Country Joe & The Fish is a name I remember hearing in my youth, though I don’t remember hearing any of their records.
I think they became known through their appearance at the Woodstock Festival back in 1969, and, perhaps because of that, I think of them as a bunch of hippies on acid, singing about getting high and going on trips.
So it’s a surprise to find that they’re not a country band at all, though they may well be hippies with a fondness for LSD, and this particular song is deeply in debt to the blues… acid-drenched blues.
The one thing I do remember about them is the reverence in which their guitarist Barry “The Fish” Melton was held and, hearing this, I can understand why.

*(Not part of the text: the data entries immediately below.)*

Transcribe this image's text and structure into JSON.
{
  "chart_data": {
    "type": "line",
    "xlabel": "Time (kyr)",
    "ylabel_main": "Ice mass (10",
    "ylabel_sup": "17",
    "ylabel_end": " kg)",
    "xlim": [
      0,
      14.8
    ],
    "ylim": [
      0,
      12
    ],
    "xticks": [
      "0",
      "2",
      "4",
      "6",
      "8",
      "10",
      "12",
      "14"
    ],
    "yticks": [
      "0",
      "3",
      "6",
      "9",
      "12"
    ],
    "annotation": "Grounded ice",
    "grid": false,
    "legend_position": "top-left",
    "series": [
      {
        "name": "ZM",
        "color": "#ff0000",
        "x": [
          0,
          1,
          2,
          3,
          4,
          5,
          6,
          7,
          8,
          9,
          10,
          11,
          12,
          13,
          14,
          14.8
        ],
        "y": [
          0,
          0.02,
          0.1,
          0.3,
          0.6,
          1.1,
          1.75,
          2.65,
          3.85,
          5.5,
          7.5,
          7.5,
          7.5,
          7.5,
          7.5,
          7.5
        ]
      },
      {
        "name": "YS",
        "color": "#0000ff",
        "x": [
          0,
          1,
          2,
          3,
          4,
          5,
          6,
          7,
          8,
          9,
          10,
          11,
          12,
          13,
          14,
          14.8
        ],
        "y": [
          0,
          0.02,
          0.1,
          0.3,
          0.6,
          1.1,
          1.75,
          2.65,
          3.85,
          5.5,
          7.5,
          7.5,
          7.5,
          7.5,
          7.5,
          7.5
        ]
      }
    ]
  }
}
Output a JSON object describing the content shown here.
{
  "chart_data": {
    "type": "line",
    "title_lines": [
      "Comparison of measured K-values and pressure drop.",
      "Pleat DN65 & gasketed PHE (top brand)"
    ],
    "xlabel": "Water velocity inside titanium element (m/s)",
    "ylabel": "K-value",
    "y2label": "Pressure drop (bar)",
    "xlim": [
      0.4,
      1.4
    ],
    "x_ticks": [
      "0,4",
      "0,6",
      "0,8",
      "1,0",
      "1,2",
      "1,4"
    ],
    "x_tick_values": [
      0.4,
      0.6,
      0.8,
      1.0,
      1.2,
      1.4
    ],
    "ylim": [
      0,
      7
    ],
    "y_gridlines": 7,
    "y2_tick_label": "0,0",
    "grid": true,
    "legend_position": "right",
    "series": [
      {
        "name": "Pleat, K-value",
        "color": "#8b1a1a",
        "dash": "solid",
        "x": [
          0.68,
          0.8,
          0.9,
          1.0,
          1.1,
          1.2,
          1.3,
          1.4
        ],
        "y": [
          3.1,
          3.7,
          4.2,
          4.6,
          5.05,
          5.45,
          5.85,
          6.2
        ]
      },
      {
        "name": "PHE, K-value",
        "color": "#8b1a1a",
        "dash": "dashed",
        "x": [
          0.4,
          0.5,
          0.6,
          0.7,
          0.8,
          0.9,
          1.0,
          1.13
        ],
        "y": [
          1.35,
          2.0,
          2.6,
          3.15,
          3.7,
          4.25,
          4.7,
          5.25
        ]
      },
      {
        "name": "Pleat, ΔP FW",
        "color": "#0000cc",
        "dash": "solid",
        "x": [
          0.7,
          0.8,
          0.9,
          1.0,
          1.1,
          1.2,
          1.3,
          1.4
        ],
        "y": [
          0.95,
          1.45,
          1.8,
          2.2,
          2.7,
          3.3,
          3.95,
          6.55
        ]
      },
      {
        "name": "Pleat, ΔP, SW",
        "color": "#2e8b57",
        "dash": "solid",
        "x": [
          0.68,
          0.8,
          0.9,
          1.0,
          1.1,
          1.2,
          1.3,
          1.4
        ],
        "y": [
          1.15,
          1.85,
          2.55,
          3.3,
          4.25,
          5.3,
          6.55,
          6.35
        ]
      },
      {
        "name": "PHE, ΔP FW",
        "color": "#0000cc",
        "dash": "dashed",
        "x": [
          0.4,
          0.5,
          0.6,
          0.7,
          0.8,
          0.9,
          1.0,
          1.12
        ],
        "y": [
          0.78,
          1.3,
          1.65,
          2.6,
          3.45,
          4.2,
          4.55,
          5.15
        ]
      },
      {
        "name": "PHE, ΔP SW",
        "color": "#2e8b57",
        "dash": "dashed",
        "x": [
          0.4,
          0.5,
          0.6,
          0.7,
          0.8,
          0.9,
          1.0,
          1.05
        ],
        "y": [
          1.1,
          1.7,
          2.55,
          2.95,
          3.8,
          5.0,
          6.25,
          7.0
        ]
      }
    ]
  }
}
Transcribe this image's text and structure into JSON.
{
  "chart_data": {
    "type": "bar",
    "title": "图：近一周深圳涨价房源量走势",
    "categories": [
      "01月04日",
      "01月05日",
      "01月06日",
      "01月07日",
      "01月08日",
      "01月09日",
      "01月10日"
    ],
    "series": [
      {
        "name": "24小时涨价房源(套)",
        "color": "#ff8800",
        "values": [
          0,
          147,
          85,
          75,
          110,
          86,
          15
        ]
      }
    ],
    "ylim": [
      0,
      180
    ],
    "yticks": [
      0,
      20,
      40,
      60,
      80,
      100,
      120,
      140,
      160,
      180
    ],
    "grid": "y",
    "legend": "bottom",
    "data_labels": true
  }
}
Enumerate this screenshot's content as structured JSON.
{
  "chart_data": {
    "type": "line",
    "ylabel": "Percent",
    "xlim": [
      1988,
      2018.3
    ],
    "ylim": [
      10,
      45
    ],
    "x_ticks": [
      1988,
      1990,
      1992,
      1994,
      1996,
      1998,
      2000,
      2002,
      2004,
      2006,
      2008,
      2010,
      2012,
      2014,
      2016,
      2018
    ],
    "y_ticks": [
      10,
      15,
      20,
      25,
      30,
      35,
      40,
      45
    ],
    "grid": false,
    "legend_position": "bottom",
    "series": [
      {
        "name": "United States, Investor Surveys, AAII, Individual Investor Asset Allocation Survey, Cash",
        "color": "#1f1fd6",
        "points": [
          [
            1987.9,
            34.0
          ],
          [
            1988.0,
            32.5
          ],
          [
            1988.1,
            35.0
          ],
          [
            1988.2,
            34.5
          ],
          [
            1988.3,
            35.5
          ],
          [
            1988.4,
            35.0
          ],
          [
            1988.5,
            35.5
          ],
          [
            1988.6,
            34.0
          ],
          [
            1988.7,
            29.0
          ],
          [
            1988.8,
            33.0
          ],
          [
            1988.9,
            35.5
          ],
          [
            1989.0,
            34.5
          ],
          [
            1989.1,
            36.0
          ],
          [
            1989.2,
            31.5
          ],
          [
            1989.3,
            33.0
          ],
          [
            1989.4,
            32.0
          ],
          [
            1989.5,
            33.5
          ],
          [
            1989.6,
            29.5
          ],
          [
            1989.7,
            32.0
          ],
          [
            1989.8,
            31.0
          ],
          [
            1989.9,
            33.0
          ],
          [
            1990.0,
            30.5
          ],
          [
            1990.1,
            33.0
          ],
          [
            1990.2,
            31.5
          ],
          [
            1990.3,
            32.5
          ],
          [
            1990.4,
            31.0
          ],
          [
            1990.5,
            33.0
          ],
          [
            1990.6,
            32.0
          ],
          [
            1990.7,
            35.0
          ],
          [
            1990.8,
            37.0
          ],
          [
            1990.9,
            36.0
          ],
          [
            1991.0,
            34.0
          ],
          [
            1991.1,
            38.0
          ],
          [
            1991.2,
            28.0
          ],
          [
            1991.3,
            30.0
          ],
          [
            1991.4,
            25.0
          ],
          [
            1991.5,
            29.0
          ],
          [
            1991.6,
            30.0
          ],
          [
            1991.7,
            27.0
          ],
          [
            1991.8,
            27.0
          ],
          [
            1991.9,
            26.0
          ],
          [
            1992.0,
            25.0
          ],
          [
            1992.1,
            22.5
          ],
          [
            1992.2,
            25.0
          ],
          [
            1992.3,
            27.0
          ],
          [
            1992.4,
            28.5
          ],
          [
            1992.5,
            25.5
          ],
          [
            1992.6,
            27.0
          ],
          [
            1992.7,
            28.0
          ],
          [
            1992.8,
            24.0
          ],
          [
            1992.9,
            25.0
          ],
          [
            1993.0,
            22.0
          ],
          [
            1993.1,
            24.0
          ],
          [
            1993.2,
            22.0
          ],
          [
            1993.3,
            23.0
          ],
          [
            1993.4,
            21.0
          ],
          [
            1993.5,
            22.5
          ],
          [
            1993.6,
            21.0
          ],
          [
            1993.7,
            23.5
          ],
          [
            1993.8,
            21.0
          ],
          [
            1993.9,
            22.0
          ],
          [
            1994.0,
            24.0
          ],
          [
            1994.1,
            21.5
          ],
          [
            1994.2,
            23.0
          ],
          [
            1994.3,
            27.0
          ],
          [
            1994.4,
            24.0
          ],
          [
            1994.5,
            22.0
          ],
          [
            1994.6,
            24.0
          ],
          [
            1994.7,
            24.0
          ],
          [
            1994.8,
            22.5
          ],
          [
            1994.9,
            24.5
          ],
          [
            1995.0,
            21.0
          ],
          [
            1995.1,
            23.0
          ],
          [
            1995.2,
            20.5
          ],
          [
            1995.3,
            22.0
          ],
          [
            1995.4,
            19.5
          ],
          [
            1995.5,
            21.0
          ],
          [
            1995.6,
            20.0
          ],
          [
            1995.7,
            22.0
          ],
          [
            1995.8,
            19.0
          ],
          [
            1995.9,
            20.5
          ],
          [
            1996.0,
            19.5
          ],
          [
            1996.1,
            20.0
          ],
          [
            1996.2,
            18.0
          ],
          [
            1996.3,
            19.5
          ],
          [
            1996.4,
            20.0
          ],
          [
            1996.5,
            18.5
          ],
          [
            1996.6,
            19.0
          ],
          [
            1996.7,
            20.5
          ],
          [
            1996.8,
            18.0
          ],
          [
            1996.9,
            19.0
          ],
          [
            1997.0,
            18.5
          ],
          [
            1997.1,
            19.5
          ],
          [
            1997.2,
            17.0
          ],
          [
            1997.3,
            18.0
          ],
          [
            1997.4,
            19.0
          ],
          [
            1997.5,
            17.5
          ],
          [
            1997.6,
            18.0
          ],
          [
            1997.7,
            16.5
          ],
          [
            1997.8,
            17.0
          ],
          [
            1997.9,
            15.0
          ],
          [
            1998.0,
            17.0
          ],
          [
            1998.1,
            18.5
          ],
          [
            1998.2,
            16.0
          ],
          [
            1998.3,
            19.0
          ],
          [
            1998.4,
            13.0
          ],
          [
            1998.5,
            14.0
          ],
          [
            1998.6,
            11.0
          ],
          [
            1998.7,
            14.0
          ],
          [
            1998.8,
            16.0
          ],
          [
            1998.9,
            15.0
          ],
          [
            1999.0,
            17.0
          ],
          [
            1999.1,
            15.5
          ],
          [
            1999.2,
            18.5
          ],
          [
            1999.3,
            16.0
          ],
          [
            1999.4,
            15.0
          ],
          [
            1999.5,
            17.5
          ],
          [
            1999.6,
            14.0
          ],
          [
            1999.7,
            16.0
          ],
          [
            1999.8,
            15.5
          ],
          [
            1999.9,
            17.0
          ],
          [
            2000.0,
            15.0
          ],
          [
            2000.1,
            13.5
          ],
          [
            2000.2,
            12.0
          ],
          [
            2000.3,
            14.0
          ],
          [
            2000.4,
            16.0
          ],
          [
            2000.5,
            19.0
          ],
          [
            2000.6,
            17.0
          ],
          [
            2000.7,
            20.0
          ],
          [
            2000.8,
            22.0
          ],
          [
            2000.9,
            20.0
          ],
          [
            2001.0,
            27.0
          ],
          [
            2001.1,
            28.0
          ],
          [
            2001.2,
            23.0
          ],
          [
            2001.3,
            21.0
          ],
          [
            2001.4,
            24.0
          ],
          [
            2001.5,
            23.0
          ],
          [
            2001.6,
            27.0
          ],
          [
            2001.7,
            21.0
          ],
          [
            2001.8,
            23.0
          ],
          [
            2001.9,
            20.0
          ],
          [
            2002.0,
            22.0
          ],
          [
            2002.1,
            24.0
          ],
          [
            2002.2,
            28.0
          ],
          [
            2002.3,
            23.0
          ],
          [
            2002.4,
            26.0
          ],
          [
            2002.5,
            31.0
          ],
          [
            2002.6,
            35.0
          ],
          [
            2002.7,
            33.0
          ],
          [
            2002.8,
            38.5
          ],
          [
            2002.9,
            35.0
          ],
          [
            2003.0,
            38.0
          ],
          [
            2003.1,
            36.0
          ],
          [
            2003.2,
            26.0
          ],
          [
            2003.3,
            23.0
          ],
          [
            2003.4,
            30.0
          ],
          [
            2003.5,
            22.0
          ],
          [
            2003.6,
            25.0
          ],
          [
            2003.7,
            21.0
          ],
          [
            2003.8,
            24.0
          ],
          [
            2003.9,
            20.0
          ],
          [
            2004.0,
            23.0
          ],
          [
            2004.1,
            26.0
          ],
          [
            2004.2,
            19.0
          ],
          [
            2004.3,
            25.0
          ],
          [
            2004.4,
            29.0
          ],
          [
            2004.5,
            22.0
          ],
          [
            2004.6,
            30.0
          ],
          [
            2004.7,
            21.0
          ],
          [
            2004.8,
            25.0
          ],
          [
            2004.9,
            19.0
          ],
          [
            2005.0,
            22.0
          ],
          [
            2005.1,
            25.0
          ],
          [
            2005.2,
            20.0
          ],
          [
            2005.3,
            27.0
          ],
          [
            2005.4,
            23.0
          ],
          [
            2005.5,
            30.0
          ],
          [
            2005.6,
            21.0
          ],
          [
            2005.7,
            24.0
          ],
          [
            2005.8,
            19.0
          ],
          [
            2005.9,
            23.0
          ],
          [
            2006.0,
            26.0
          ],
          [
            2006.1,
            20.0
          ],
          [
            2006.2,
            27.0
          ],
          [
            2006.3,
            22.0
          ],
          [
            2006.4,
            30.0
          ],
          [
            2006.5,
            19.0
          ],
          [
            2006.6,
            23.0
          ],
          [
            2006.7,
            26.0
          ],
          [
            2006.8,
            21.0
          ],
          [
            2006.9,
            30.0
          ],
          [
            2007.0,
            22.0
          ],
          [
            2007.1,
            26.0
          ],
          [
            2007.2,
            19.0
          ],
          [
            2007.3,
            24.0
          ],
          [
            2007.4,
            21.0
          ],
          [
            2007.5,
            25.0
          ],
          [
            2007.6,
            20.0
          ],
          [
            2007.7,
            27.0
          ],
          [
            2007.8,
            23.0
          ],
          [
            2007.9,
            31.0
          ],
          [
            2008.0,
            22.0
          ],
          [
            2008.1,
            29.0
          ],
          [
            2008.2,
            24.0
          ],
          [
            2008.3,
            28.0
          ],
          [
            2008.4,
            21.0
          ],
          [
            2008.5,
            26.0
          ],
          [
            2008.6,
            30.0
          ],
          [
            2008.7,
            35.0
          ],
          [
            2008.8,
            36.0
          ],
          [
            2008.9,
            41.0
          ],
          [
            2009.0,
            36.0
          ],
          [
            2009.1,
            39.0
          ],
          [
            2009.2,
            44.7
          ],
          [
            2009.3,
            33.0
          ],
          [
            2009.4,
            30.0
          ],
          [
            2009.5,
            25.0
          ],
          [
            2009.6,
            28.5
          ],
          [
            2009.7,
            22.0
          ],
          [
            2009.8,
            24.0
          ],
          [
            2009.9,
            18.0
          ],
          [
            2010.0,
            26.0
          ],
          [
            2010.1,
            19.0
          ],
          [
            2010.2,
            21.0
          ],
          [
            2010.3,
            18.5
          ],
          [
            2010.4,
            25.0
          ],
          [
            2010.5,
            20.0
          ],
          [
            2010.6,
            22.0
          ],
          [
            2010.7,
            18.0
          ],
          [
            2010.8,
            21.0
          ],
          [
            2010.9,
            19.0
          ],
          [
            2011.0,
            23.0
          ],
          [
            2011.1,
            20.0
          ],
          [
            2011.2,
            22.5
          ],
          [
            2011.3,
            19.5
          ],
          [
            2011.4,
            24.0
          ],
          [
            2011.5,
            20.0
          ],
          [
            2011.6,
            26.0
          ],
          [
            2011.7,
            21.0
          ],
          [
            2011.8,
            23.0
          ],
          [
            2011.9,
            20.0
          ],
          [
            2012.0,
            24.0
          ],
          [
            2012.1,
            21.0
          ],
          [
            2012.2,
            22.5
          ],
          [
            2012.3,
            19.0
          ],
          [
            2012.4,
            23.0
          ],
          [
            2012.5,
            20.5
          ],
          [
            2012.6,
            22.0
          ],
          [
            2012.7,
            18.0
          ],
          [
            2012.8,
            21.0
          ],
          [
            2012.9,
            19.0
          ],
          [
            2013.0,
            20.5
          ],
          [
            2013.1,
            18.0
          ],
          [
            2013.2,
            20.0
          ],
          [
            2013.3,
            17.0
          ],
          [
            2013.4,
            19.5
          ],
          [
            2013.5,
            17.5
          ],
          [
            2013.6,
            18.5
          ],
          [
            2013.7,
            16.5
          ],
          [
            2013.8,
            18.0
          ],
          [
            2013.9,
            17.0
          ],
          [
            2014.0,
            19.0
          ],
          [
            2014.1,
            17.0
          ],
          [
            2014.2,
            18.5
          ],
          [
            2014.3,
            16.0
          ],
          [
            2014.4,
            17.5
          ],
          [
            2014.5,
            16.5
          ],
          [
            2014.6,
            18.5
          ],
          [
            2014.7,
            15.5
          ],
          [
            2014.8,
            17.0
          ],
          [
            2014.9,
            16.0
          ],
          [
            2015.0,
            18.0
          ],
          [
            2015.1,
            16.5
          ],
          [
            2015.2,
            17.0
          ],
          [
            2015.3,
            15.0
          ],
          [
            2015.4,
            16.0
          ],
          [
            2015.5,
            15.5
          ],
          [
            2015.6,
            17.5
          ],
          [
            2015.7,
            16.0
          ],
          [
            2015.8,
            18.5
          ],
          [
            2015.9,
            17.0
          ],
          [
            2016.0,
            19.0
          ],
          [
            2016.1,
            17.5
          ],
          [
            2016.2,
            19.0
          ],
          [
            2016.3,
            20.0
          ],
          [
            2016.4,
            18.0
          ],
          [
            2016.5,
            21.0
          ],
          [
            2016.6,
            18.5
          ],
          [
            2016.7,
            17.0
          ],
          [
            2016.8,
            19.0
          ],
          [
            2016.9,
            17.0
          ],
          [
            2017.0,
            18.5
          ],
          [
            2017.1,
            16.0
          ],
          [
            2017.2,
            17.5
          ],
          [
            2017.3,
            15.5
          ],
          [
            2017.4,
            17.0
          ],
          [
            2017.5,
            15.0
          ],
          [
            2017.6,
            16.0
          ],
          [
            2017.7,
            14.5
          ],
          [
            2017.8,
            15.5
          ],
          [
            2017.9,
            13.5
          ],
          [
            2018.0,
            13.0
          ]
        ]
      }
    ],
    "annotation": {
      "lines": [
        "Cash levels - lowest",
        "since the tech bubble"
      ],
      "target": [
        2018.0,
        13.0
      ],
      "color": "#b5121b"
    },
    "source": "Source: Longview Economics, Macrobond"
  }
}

A Brooklyn-born Jewish New Yorker (his mothers’ parents came from Odessa, his father came from a Texas pioneer family with Irish roots), he grew up in Brighton Beach before his family moved to LA in his teens.
He started out as a folk guitarist but during the summer of ’64 he hitchhiked to San Francisco and met Joe McDonald at a Bay Area concert by folk musician and political activist Malvina Reynolds.
The duo reunited a year later in Berkeley, forming a jug band duo that grew into Country Joe & The Fish, co-writing songs that reflected the counterculture of the times, with lyrics celebrating political protest (particularly anti-war), free love and recreational drugs.